Birth bonding – this is when you get the baby immediately after birth and put him to your breast for his first (attempted) latch. You are skin to skin. The baby can smell you and hear your heartbeat. What if you can’t bond immediately? What if you have a C section or there are complications and the baby needs to be whisked away to the NICU? That’s OK. You will have time to bond. Yes, that first bonding is important, but so is the rest of the bonding period.
Breastfeeding – part of the AP philosophy is the importance of breastfeeding. Not only is it the best nourishment for your baby, but it creates a stronger bond. Some moms can’t breastfeed for varying reasons. Maybe the baby just never learned how to latch or mom didn’t produce enough (or any) milk. If you bottle feed, you can still bond by holding your baby for each and every feed and look into his eyes, play with his hands and feet and do everything you would have done if he were nursing.

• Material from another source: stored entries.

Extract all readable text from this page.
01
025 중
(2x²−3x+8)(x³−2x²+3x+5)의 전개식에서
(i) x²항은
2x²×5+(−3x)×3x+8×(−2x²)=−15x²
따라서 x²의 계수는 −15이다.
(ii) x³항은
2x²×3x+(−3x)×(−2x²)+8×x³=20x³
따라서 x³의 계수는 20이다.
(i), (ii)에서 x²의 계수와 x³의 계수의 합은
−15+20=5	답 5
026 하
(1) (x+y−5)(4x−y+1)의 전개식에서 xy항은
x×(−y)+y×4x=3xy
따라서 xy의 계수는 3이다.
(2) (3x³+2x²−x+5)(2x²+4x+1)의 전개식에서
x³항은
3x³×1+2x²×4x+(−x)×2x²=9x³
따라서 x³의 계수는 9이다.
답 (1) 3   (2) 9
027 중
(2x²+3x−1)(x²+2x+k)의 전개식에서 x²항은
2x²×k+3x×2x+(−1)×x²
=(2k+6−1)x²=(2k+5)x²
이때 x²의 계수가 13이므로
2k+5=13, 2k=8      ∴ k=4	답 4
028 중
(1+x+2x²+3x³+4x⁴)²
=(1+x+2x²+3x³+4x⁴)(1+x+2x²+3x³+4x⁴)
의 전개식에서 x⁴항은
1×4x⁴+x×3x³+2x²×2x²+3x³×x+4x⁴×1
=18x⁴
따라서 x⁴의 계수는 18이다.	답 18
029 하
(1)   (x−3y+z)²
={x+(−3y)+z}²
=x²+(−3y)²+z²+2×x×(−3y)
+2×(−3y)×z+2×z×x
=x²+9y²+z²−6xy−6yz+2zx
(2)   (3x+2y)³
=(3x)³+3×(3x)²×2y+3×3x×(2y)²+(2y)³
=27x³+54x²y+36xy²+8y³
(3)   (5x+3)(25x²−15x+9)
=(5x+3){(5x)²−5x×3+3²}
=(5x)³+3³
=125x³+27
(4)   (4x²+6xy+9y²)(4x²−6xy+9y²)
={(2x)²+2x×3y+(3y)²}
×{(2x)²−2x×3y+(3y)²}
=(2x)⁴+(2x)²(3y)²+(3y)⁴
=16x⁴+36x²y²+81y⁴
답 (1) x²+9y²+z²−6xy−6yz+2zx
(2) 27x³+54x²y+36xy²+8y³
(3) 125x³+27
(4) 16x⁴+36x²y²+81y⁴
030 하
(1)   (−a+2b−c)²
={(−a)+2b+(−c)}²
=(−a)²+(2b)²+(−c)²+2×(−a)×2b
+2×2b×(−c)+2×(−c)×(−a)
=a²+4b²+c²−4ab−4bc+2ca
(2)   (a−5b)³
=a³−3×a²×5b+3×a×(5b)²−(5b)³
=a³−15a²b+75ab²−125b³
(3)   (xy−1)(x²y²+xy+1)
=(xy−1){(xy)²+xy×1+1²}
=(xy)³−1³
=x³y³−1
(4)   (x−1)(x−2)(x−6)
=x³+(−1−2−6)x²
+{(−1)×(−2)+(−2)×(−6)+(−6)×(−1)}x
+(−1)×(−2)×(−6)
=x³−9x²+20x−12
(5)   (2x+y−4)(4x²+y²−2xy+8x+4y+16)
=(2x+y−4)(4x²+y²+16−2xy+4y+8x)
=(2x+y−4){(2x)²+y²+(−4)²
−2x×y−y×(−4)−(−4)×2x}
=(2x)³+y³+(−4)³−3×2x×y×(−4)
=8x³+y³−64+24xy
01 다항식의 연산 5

Babywearing – honestly, holding your baby a lot is the key here; baby carriers, like slings and wraps, make it easier on you. You could hold your baby to your chest all day, but your arms would get tired and you would be limited to what you could do. With a sling or wrap you can do it all while bonding with your baby.
Bedding close to baby (co-sleeping) – having your baby close to you at all times, including at night while in bed, increases the bond plus gives mom more sleep. But, as convenient as co-sleeping is, it can still be a nerve wracking experience at first. I attempted co-sleeping with my daughter when she was a baby. We slept together for just a couple nights and I had terrible nightmares for MONTHS afterwards. I would wake up a couple times a night searching for her, thinking I or my husband rolled over on top of her. I would frantically rip off the covers of our bed and look between the wall and bed. It would take several seconds to realize I was dreaming and she was asleep in her crib in her room. When my son was born I needed that extra sleep, so I tried co-sleeping again. This time I had no problem with it. He slept on my arm all night long and would nurse whenever he needed to. And I didn’t have to get up to nurse him in his room. Aside from stirring just enough to make sure he latched on, we slept all night long. The moral? My daughter is just as attached as my son, even though she and I didn’t co-sleep.
Belief in the language value of your baby's cry – This is an important one. Your baby is crying for a reason. He’s hungry, wet or dirty, uncomfortable, too hot, too cold or just needs to be held. This isn’t one of those “all or nothing” things. Your baby is too young to manipulate you. He needs you and you need to respond to him. When you practice AP, you start to learn what each cry means. I know the difference between the “I’m super tired” cry, the “I’m hungry” cry, the “something hurts” cry and the “I’m pissed off” cry. No matter how AP and bonded you are to your baby, there will always be those times when you just can’t figure out what’s wrong. But at least those times are less than if you didn’t take the time to bond and learn.
Beware of baby trainers – Another part of being AP is knowing that your baby knows what he wants and needs. He knows when he’s hungry, even if he just ate ½ hour ago. He knows he just wants to be held, even though he’s been fed, changed and is comfortable. Now, does this mean you jump at every single cry? Maybe not. For instance, sleep training. Newborns should not be sleep trained. They might need to eat 6 times that night. You need to feed him 6 times that night. However, once he turns about 6 months old, you can let him cry for 10 minutes. That might be all he needs to fall asleep, or back asleep.
Balance – No, it’s not all about baby. It’s mostly about baby, but not all. Don’t neglect yourself or your marriage. If your partner really is uncomfortable co-sleeping, then consider moving the baby to a side sleeper or his own crib. If your partner really doesn’t want to babywear, then let him/her hold the baby. Be willing to compromise, but don’t give up your parenting style.
The bottom line is bond with your baby the best you can. Take these seven Bs, follow them the best you can, but know that they’re not set in stone and there is wiggle room. Enjoy the attachment you create with your baby.